Policy-managed body lifecycle primitives for Rust systems.

body is about the lifecycle of payloads: limits, draining, replay, shutdown, failure semantics, observability, and ownership boundaries.

It does not replace http-body, http-body-util, hyper, tower, or bytes. Those crates provide excellent protocol-level and utility-level building blocks. body aims to provide a higher-level policy layer around them.

Status

body is an early foundation release.

The initial API is intentionally small: it establishes the vocabulary, policy types, and lifecycle model that later protocol integrations will build on. Support for http-body, hyper, tower, and async runtimes is planned as the semantics settle.

Why

Bodies are not just bytes.

A request, response, message, stream, or payload body has operational consequences:

  • it may be streamed, buffered, rejected, drained, replayed, or aborted
  • it may exceed limits
  • it may begin as a future body that is not a stream yet
  • it may outlive the request or message head
  • it may affect connection reuse
  • it may interact with graceful shutdown
  • it may need observability and accounting
  • it may need different behavior under upstream failure

body exists to make those semantics explicit.

Protocol Independence

body is protocol-independent.

It treats a body as a payload lifecycle boundary, not as an HTTP-only type. HTTP request and response bodies are important use cases, but the same policy questions appear in TCP, Unix sockets, UDP, QUIC, WebTransport, WebSocket, RPC, uploads, downloads, and other streamed payload systems.
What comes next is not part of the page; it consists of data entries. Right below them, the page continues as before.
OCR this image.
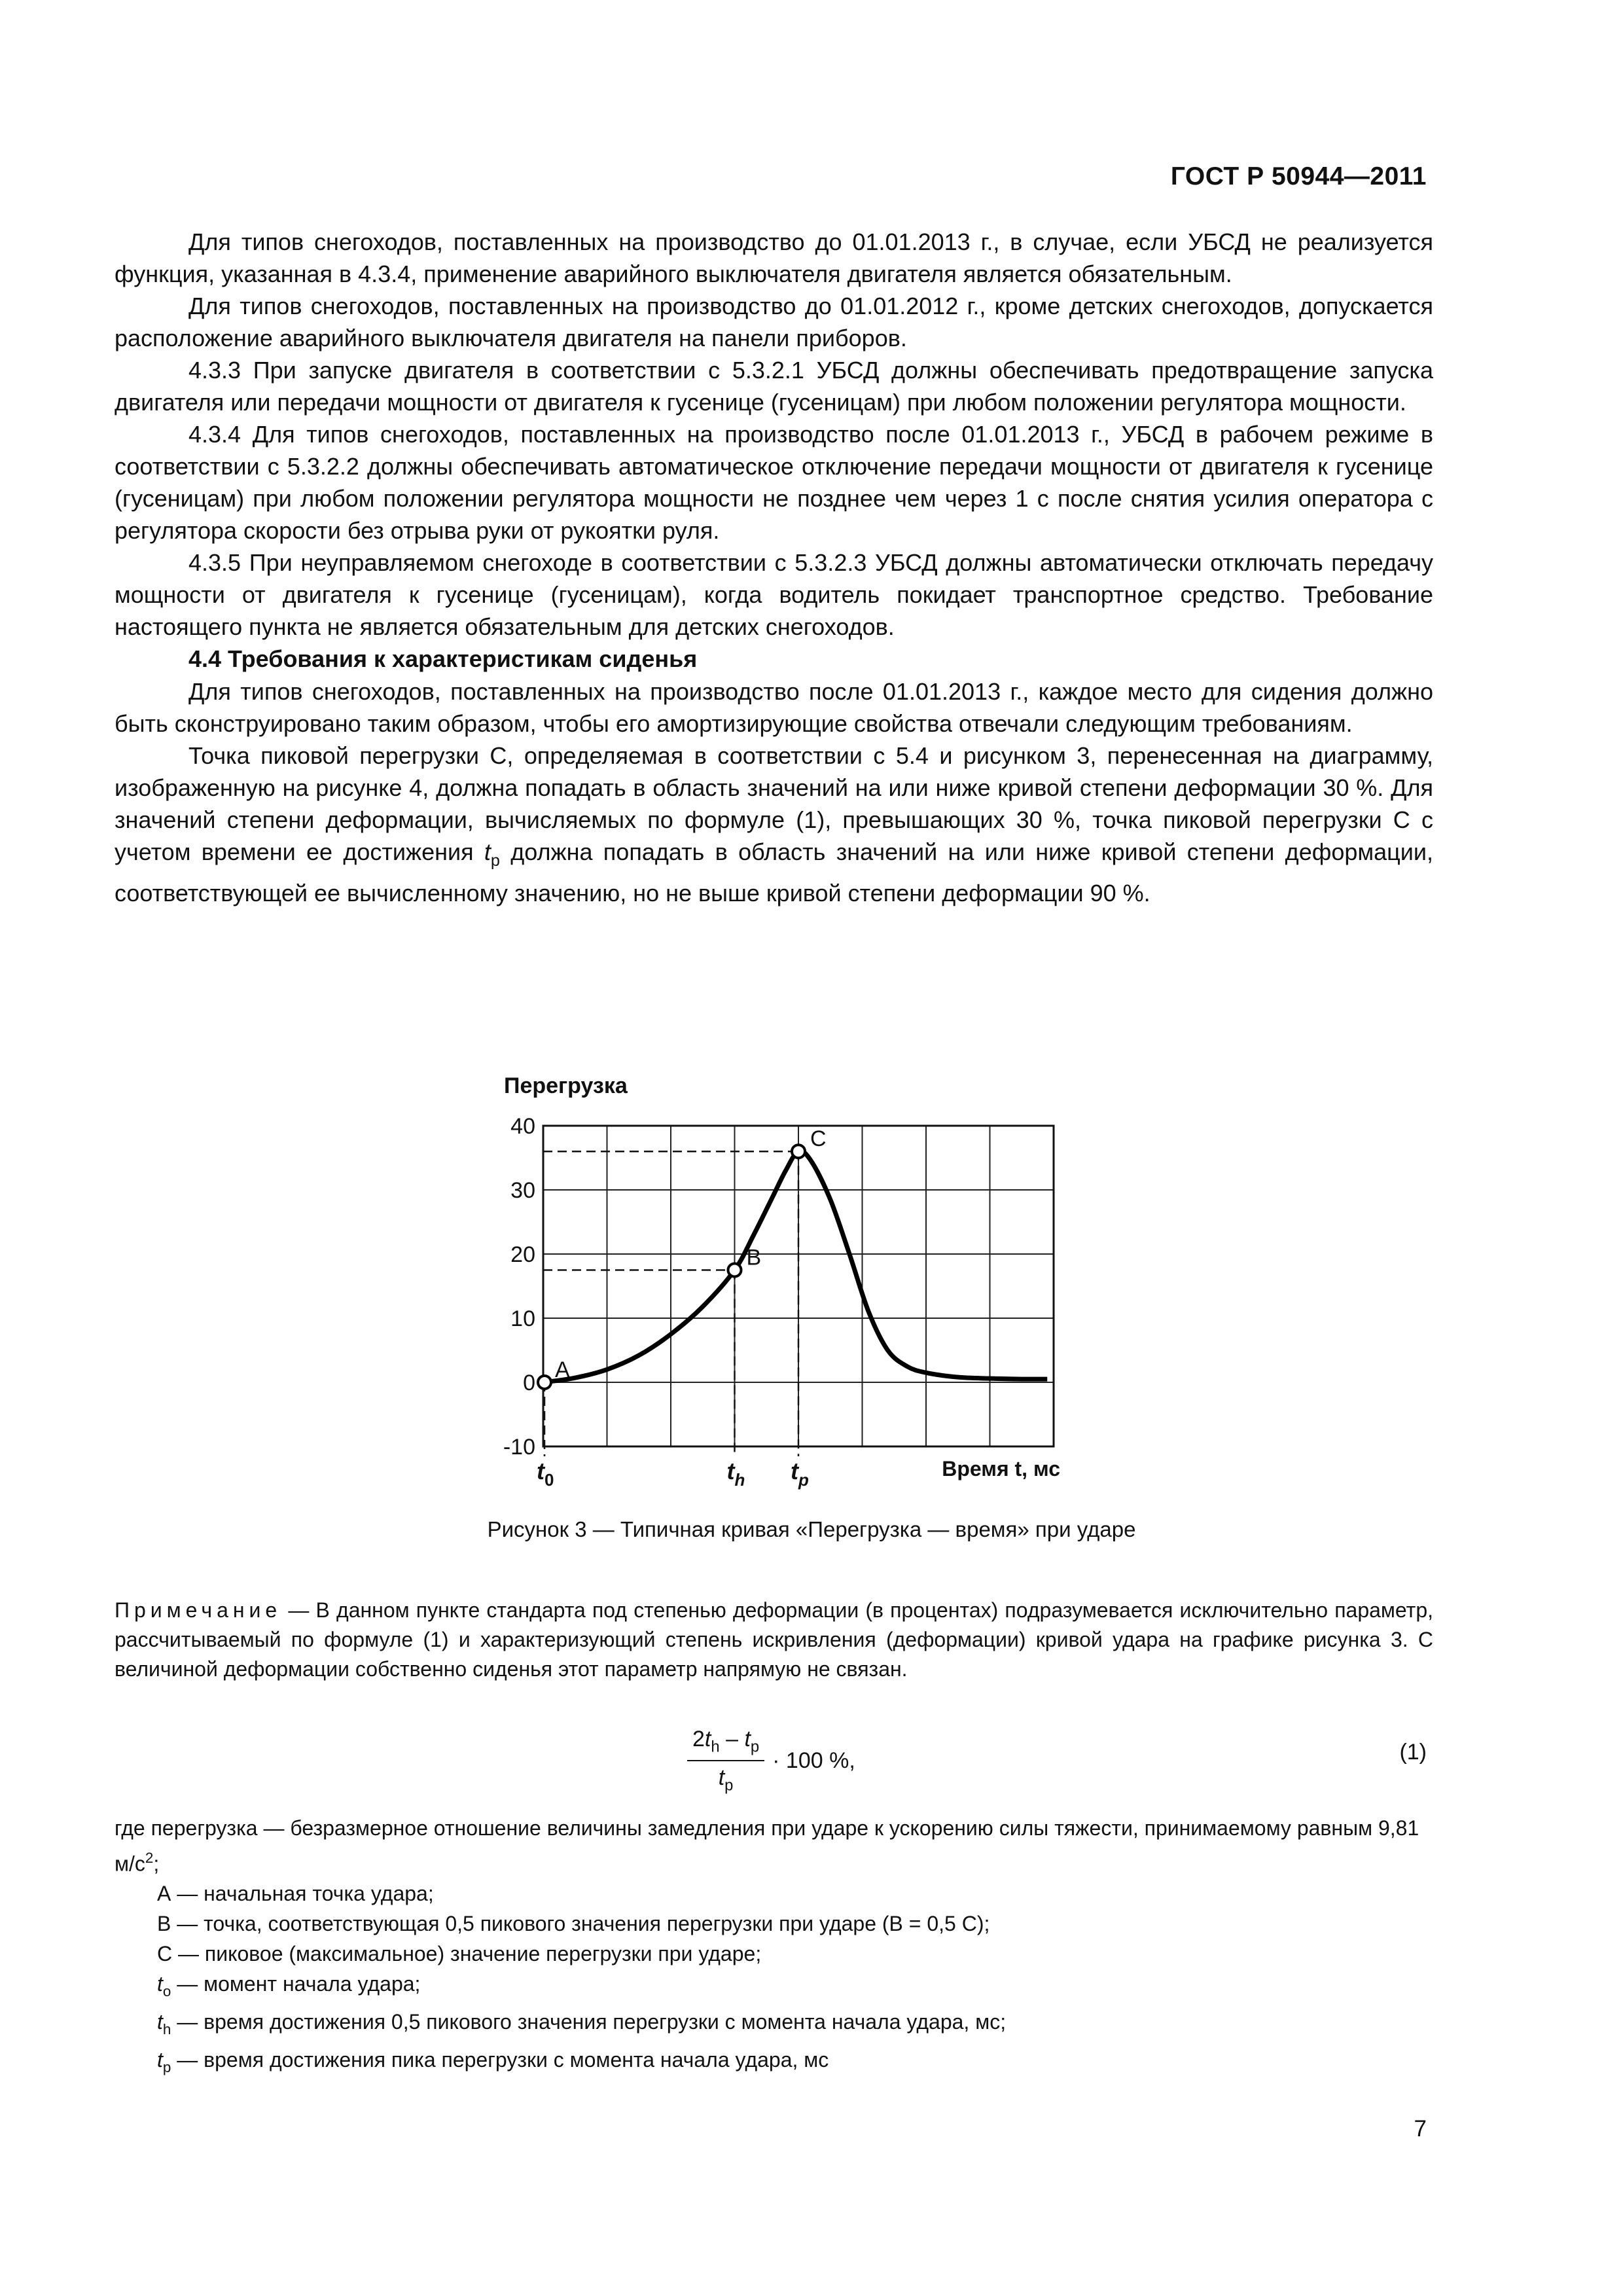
ГОСТ Р 50944—2011

Для типов снегоходов, поставленных на производство до 01.01.2013 г., в случае, если УБСД не реализуется функция, указанная в 4.3.4, применение аварийного выключателя двигателя является обязательным.

Для типов снегоходов, поставленных на производство до 01.01.2012 г., кроме детских снегоходов, допускается расположение аварийного выключателя двигателя на панели приборов.

4.3.3 При запуске двигателя в соответствии с 5.3.2.1 УБСД должны обеспечивать предотвращение запуска двигателя или передачи мощности от двигателя к гусенице (гусеницам) при любом положении регулятора мощности.

4.3.4 Для типов снегоходов, поставленных на производство после 01.01.2013 г., УБСД в рабочем режиме в соответствии с 5.3.2.2 должны обеспечивать автоматическое отключение передачи мощности от двигателя к гусенице (гусеницам) при любом положении регулятора мощности не позднее чем через 1 с после снятия усилия оператора с регулятора скорости без отрыва руки от рукоятки руля.

4.3.5 При неуправляемом снегоходе в соответствии с 5.3.2.3 УБСД должны автоматически отключать передачу мощности от двигателя к гусенице (гусеницам), когда водитель покидает транспортное средство. Требование настоящего пункта не является обязательным для детских снегоходов.

4.4 Требования к характеристикам сиденья

Для типов снегоходов, поставленных на производство после 01.01.2013 г., каждое место для сидения должно быть сконструировано таким образом, чтобы его амортизирующие свойства отвечали следующим требованиям.

Точка пиковой перегрузки С, определяемая в соответствии с 5.4 и рисунком 3, перенесенная на диаграмму, изображенную на рисунке 4, должна попадать в область значений на или ниже кривой степени деформации 30 %. Для значений степени деформации, вычисляемых по формуле (1), превышающих 30 %, точка пиковой перегрузки С с учетом времени ее достижения $t_p$ должна попадать в область значений на или ниже кривой степени деформации, соответствующей ее вычисленному значению, но не выше кривой степени деформации 90 %.

40
30
20
10
0
-10
Перегрузка
A
B
C
$t_0$	$t_h$ $t_p$	Время t, мс
Рисунок 3 — Типичная кривая «Перегрузка — время» при ударе
Примечание — В данном пункте стандарта под степенью деформации (в процентах) подразумевается исключительно параметр, рассчитываемый по формуле (1) и характеризующий степень искривления (деформации) кривой удара на графике рисунка 3. С величиной деформации собственно сиденья этот параметр напрямую не связан.
$\frac{2t_h - t_p}{t_p} \cdot 100$ %,	(1)
где перегрузка — безразмерное отношение величины замедления при ударе к ускорению силы тяжести, принимаемому равным 9,81 $м/с^2$;
А — начальная точка удара;
В — точка, соответствующая 0,5 пикового значения перегрузки при ударе (В = 0,5 С);
С — пиковое (максимальное) значение перегрузки при ударе;
$t_o$ — момент начала удара;
$t_h$ — время достижения 0,5 пикового значения перегрузки с момента начала удара, мс;
$t_p$ — время достижения пика перегрузки с момента начала удара, мс
7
Protocol integrations will come later as optional crates or features.

Non-goals

  • This crate does not replace http-body.
  • This crate does not compete with http-body-util.
  • This crate does not hide protocol crates behind a large framework.
  • This crate does not force a single async runtime.
  • This crate does not promise every protocol integration in 0.1.

Initial API

The first public API focuses on policy and lifecycle vocabulary:

  • BodyPolicy
  • BodyState
  • BodyGuard
  • BodyDecision
  • OverflowPolicy
  • DropPolicy
  • DrainPolicy
  • ReplayPolicy
  • ShutdownPolicy

Example

use body::{BodyDecision, BodyGuard, OverflowPolicy};

let mut body = BodyGuard::new(())
    .max_bytes(1024)
    .overflow(OverflowPolicy::DrainThenReject);

assert_eq!(body.observe_bytes(512), BodyDecision::Continue);
assert_eq!(body.observe_bytes(600), BodyDecision::DrainThenReject);

Planned timeline

0.1

Foundation release.

  • core policy types
  • lifecycle state model
  • minimal BodyGuard<B>
  • protocol-independent byte accounting decisions
  • documentation of semantics and non-goals

0.2

HTTP body integration.

  • http-body compatibility
  • byte counting
  • limit enforcement
  • error classification

0.3

Operational semantics.

  • drain helpers
  • timeout hooks
  • shutdown behavior
  • observability hooks

0.4

Integration layer.

  • optional hyper support
  • optional tower support
  • test bodies for slow, endless, partial, and failing streams

Philosophy

The head declares intent.

The body carries consequence.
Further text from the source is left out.